Biometrics is fast becoming the de facto security measure for a wide range of business and consumer applications. However, German hackers were recently able to trick a Samsung Galaxy S8’s iris scanner with a picture of the device owner’s eye and a contact lens. This was the same month that HSBC’s voice recognition security system was fooled by a journalist. Biometric authentication is not entirely immune to potential attack and therefore should not be relied on as the sole means of verifying a user.
The downfall of most companies that have fallen victim to attack recently was vulnerabilities at the user authentication level. Hackers can easily gain access to systems and networks with insecure passwords and personal information such as your date of birth or full name.
The premise is the same for biometrics – your personal genetic data can be stolen. Rather than use biometrics in isolation, businesses need to be looking instead at strong authentication that incorporates three distinct elements – possession (something you have, such as a smartphone), knowledge (something you know, such as a PIN) and inherence (something you are, an iris scan). This allows businesses to verify that the person accessing the service is who they say they are, in addition to limiting the amount of times an individual can attempt access if any of these elements are missing or incorrect.
Biometric security is no longer the stuff of sci-fi films; as consumers flock to scan their faces to unlock their phones, or use their fingerprints to pay for items in a shop. The onus is on the business to provide the appropriate security to protect the customer, and the consumer needs to be aware of the data they are sharing and how they can better protect themselves from the prying eyes of cyber criminals.
Richard Parris, CEO, Intercede
The general perception is that biometric security – iris scans, fingerprints and voice recognition – is inherently secure because it’s taking something you are, something that never changes, and using it as a means to access your accounts to verify your identity. While this is significantly more secure than using passwords, which has been shown to be a very poor form of authentication, a few caveats apply.

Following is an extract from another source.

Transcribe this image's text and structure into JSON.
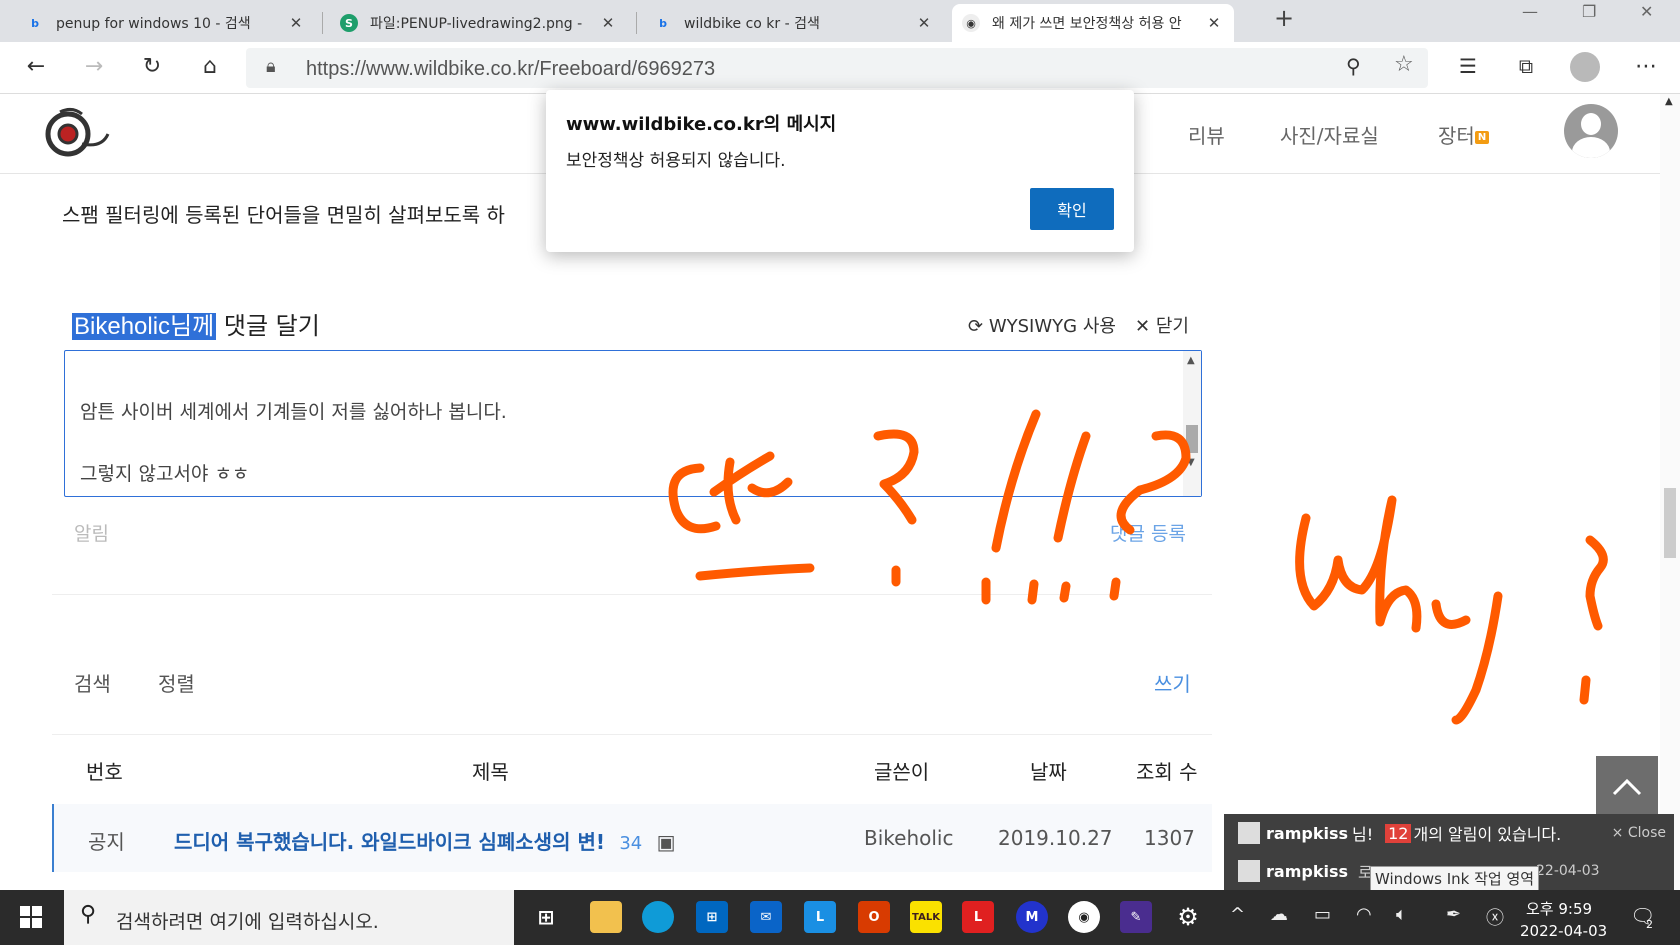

The person using the authentication data has a big responsibility to store the data in a secure fashion. If we think about a normal breach, for example when a password is hacked, it’s easy to reset your password or change the security settings. It’s also relatively easy to recover from one of these threats. If you’ve lost money from your online bank account at the hands of opportunistic cyber-criminals, it’s likely you’ll be able to claim it back from your bank.
But what happens when your biometric security settings are hacked? You can’t change your voice, you can’t replace your eyes, you can’t reset your fingerprints. Those things are constant, permanent and contain genetic data that is unique to you. The implications of biometric security hacks can be much more severe as a result, and businesses are being forced to consider how they are protecting consumers’ genetic data through the imminent GDPR initiative.
It’s good to see businesses such as TSB looking to replace passwords, which are flimsy and easily breached, but hackers are wise to biometrics and it won’t stop them from trying to get their hands on your data. Biometric security has been hacked in the past and there are countless examples of fingerprints being copied, voices being mimicked and iris scanning software being tricked.
With board directors to soon responsible for complying with GDPR, more consideration needs to be had for security techniques deployed today and how we can better protect consumers.